Steven N. Severinghaus
Of course, we've known this for years. Anyone who tells you otherwise is an environmentalist who refuses to accept the facts. The amount of money it costs to take a piece of plastic, paper, glass or whatever and recycle it into another one is more than the cost to create that item from unrecycled material.
The problem is the source of unrecycled material. While we have no shortage of things like metals, and while fossil fuel reserves are large, I know that here in Canada we're converting forests to wood pulp at an alarming rate, and my understanding is that the US has already mostly finished this process and is importing from us.
When the forests run out - easily within my lifetime - we'll either be stuck farming trees for lumber and wood pulp, with a manyfold increase in lumber and paper costs, or have to use recycled paper (paying more than we do now, but less than we would with tree farming as the sole source of supply).

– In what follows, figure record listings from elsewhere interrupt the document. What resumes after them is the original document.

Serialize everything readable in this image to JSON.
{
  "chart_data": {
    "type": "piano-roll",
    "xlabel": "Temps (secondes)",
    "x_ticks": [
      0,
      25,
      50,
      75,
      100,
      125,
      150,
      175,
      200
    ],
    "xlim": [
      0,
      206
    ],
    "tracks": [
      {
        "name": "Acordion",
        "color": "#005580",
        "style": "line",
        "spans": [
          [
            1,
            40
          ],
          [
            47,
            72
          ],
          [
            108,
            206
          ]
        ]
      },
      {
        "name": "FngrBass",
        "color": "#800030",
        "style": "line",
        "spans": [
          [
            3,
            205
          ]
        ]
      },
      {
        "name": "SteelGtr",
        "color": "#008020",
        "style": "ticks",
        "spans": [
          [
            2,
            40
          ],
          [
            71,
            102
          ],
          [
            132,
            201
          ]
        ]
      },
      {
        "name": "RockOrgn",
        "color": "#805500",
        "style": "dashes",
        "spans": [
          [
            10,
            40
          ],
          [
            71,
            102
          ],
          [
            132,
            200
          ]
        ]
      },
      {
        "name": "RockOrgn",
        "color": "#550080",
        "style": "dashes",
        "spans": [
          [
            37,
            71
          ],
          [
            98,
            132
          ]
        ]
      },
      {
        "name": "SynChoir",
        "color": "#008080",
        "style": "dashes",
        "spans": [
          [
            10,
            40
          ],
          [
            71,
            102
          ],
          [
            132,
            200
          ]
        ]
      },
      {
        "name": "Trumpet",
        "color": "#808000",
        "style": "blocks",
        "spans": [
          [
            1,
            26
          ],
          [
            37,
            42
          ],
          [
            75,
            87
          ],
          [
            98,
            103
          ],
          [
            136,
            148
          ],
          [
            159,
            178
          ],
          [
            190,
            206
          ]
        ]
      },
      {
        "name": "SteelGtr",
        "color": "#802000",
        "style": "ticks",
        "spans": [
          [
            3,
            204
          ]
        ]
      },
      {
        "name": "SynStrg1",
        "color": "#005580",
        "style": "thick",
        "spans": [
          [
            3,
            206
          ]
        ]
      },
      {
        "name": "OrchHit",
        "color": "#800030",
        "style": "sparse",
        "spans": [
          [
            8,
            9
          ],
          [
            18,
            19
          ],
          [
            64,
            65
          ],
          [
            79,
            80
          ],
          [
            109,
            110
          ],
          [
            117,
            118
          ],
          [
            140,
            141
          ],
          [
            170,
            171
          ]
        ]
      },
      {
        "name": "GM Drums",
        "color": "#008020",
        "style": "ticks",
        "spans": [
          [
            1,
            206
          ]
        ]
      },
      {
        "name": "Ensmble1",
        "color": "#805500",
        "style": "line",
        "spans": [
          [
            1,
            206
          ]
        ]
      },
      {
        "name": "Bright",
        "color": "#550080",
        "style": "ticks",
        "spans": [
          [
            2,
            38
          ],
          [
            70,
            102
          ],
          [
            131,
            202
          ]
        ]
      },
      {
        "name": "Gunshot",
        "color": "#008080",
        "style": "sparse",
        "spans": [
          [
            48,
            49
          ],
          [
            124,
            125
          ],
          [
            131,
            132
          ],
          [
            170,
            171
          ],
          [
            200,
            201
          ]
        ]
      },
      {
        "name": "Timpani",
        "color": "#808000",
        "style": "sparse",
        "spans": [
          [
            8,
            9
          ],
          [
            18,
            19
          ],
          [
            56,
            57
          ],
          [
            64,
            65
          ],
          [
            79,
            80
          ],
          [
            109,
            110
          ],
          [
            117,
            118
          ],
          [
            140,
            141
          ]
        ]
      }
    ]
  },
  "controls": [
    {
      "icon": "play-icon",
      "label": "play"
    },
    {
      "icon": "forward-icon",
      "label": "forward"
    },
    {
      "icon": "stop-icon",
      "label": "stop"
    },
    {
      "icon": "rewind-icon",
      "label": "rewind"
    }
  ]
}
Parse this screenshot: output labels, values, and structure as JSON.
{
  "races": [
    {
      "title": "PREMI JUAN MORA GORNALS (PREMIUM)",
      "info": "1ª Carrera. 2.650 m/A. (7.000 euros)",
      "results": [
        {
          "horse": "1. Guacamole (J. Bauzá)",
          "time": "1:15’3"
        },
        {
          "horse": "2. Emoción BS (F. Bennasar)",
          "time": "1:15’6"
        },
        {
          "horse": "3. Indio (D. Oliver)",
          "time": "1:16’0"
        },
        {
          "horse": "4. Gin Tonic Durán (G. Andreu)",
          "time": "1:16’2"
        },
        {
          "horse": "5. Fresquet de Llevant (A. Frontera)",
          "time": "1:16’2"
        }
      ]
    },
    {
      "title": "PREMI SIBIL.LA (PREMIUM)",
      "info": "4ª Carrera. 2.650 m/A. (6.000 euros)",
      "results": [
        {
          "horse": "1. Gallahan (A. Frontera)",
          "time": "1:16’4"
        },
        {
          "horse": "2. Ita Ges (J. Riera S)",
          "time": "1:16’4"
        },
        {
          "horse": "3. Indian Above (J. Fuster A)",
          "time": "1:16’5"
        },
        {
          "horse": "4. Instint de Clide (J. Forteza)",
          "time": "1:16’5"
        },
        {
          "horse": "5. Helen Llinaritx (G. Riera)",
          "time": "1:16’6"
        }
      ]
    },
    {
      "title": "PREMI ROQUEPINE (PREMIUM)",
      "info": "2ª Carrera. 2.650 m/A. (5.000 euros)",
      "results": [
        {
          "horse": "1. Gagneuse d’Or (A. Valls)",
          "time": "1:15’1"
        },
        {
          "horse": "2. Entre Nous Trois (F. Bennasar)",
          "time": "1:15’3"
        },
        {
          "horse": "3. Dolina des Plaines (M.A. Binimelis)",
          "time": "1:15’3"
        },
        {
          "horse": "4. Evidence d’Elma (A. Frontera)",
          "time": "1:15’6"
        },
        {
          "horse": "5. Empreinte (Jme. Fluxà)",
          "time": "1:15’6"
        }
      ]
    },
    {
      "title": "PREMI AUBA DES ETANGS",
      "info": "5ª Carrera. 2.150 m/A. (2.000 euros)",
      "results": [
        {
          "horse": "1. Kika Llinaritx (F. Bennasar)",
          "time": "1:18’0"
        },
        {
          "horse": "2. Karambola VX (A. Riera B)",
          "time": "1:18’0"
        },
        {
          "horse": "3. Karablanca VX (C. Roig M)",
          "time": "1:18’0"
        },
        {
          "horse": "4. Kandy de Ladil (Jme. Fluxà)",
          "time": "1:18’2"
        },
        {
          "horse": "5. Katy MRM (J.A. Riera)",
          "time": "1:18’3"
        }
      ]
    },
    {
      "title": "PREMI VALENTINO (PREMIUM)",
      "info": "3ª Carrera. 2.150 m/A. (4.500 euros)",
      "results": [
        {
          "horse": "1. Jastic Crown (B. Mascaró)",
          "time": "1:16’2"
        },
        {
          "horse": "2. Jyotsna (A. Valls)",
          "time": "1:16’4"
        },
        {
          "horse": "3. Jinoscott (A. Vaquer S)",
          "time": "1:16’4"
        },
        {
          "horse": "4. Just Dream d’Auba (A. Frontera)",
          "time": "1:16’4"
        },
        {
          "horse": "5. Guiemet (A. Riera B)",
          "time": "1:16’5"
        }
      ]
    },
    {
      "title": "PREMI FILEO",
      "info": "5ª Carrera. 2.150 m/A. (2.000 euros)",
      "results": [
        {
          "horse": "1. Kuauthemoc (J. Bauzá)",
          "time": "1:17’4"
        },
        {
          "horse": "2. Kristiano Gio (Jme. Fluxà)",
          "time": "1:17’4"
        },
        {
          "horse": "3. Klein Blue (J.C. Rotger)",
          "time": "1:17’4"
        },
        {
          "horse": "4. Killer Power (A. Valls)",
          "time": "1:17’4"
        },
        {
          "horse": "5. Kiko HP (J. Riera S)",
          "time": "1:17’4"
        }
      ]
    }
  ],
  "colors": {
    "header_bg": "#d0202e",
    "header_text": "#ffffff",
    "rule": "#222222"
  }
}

Personally, I'd rather we used steel and concrete for building and recycle paper and keep the forests. But that's just me.
We'd still have to farm trees, as recycling would never be perfectly efficient and some applications (like food wrappings) need to be made from new material, but we'd stand some chance of halting the full-scale deforestation that's going on now.
Lastly, if we think that recycling technology will ever get better in the future, it's best to get people into the habit *now*, so that we aren't stuck trying to retrain the populace down the road.
Real environmentalist have always pointed out that recycling is their third choice. Reusing is their second choice. Not requiring the product in the first place is the first choice in a Conserver Society.
the only reason "recylcing" ever came into existence is because of our bloated asses having to use grams and grams of paper, plastic, etc to wrap things like one snickers bar.
this is not a sig.
There's currently plenty of space for landfills, and there's currently no particular shortage of raw materials. Fast forward a few decades and things might not be so convenient, at least not everywhere.
Pushing recycling now advances the state of the art. Even if the process is inefficient now, it will eventually become cleaner and cheaper, in the same way that paper recycling has. So part of every dollar we put towards recycling can be considered an investment in future technology.